Do planowanego budżetu na 2021 rok Kancelarii Sejmu dotarła "Rzeczpospolita". Zakłada on, że w kompleksie sejmowym składającym się obecnie z kilkunastu budynków (część z nich jest ze sobą połączona) pojawi się nowy element. Ma być to budynek do kontroli biochemicznej wszelkich przesyłek przychodzących na ul. Wiejską. Na cel ten przeznaczono w budżecie dokładnie milion złotych. Centrum Informacji Sejmowej wyjaśniało autorom artykułu, że nowa inwestycja jest konieczna, ponieważ od 2018 r. - na mocy ustawy o straży marszałkowskiej - za kontrolę przesyłek nie odpowiada już Służba Ochrony Państwa. Mimo to, z racji braku odpowiedniej infrastruktury, podejrzane przesyłki i tak są przekazywane do SOP-u. W 2020 r. było ich 114 na 72 188 skontrolowanych. Z tych 114 aż 48 stanowić miało realne zagrożenie.
Polecany artykuł:
To nie koniec wydatków na przeciwdziałanie ewentualnym atakom. 530 tys. zł przeznaczono na urządzenia, z których część prawdopodobnie pójdzie na wyposażenie nowego budynku: skaner RTG do kontroli pirotechnicznej, skaner do detekcji płynów łatwopalnych i wybuchowych, komorę laminarną i pirotechniczny manipulator teleskopowy. Dodatkowe 700 tys. zł pójdzie na zakup hełmów balistycznych, kamizelek kuloodpornych i amunicji. Kancelaria Sejmu tłumaczy, że kamizelki i hełmy musi kupić, bo na te używane obecnie kończy się już gwarancja.

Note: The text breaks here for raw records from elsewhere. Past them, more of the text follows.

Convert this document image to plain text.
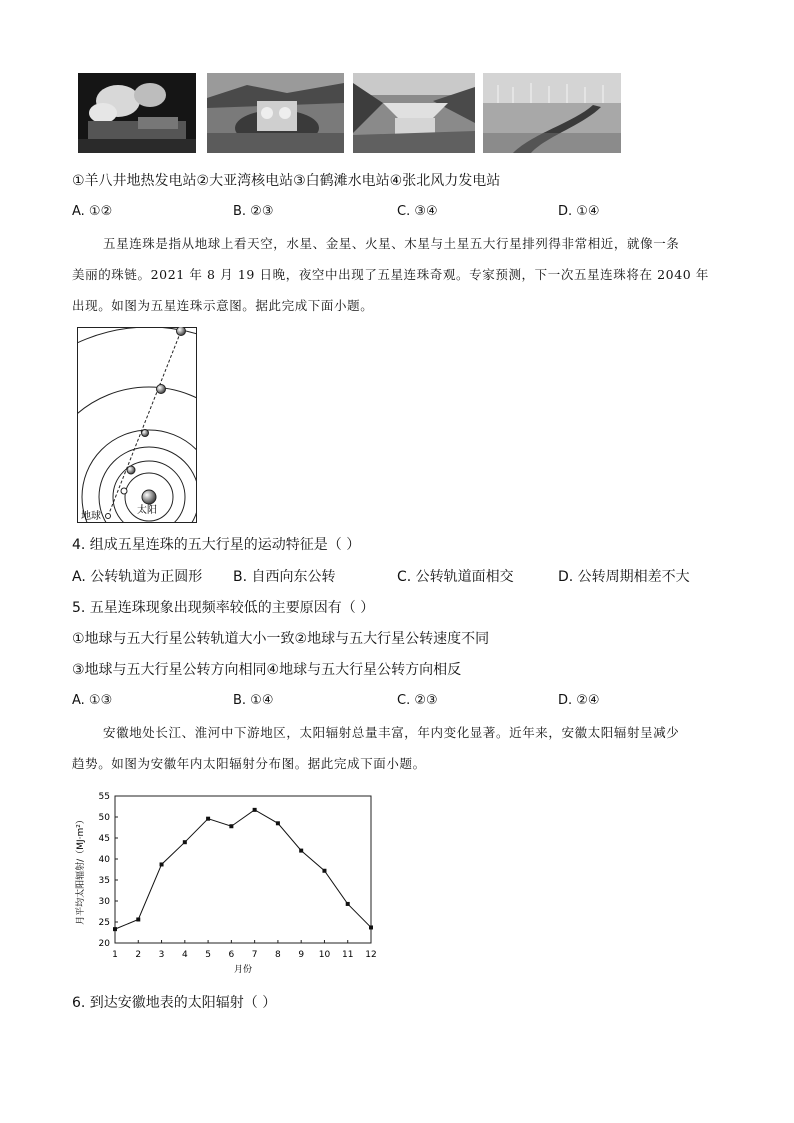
①羊八井地热发电站②大亚湾核电站③白鹤滩水电站④张北风力发电站
A. ①②	B. ②③	C. ③④	D. ①④
五星连珠是指从地球上看天空，水星、金星、火星、木星与土星五大行星排列得非常相近，就像一条
美丽的珠链。2021 年 8 月 19 日晚，夜空中出现了五星连珠奇观。专家预测，下一次五星连珠将在 2040 年
出现。如图为五星连珠示意图。据此完成下面小题。
地球
太阳
4. 组成五星连珠的五大行星的运动特征是（ ）
A. 公转轨道为正圆形 B. 自西向东公转	C. 公转轨道面相交	D. 公转周期相差不大
5. 五星连珠现象出现频率较低的主要原因有（ ）
①地球与五大行星公转轨道大小一致②地球与五大行星公转速度不同
③地球与五大行星公转方向相同④地球与五大行星公转方向相反
A. ①③	B. ①④	C. ②③	D. ②④
安徽地处长江、淮河中下游地区，太阳辐射总量丰富，年内变化显著。近年来，安徽太阳辐射呈减少
趋势。如图为安徽年内太阳辐射分布图。据此完成下面小题。
20
25
30
35
40
45
50
55
1 2 3 4 5 6 7 8 9 10 11 12
月份
月平均太阳辐射/（MJ·m²）
6. 到达安徽地表的太阳辐射（ ）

W rozmowie z "Gazetą Wyborczą" sprawę skomentowała Katarzyna Lubnauer z Koalicji Obywatelskiej. - Moim zdaniem zmiana Straży Marszałkowskiej w służbę mundurową, w znaczeniu posiadania przez nią uzbrojenia, nie jest uzasadniona. Szczególnie dlatego, że większość strażników zatrudniano w czasach, kiedy była to głównie służba porządkowa. Widzę za to inny problem. Mianowicie taki, że strażników jest za mało, przez co sejm działa na pół gwizdka. Nie da się uruchomić wszystkich przejść, ponieważ nie ma kogo przy nich postawić. Myślę, że lepiej byłoby podnieść strażnikom pensje, żeby więcej osób chciało w Straży Marszałkowskiej pracować, niż wydawać pieniądze na ich niepotrzebne dozbrajanie - oceniła. Po chwili dodała:
- Mam wrażenie, że to pragnienie budowania swojej prywatnej armii zdradzane przez kolejnych marszałków z PiS.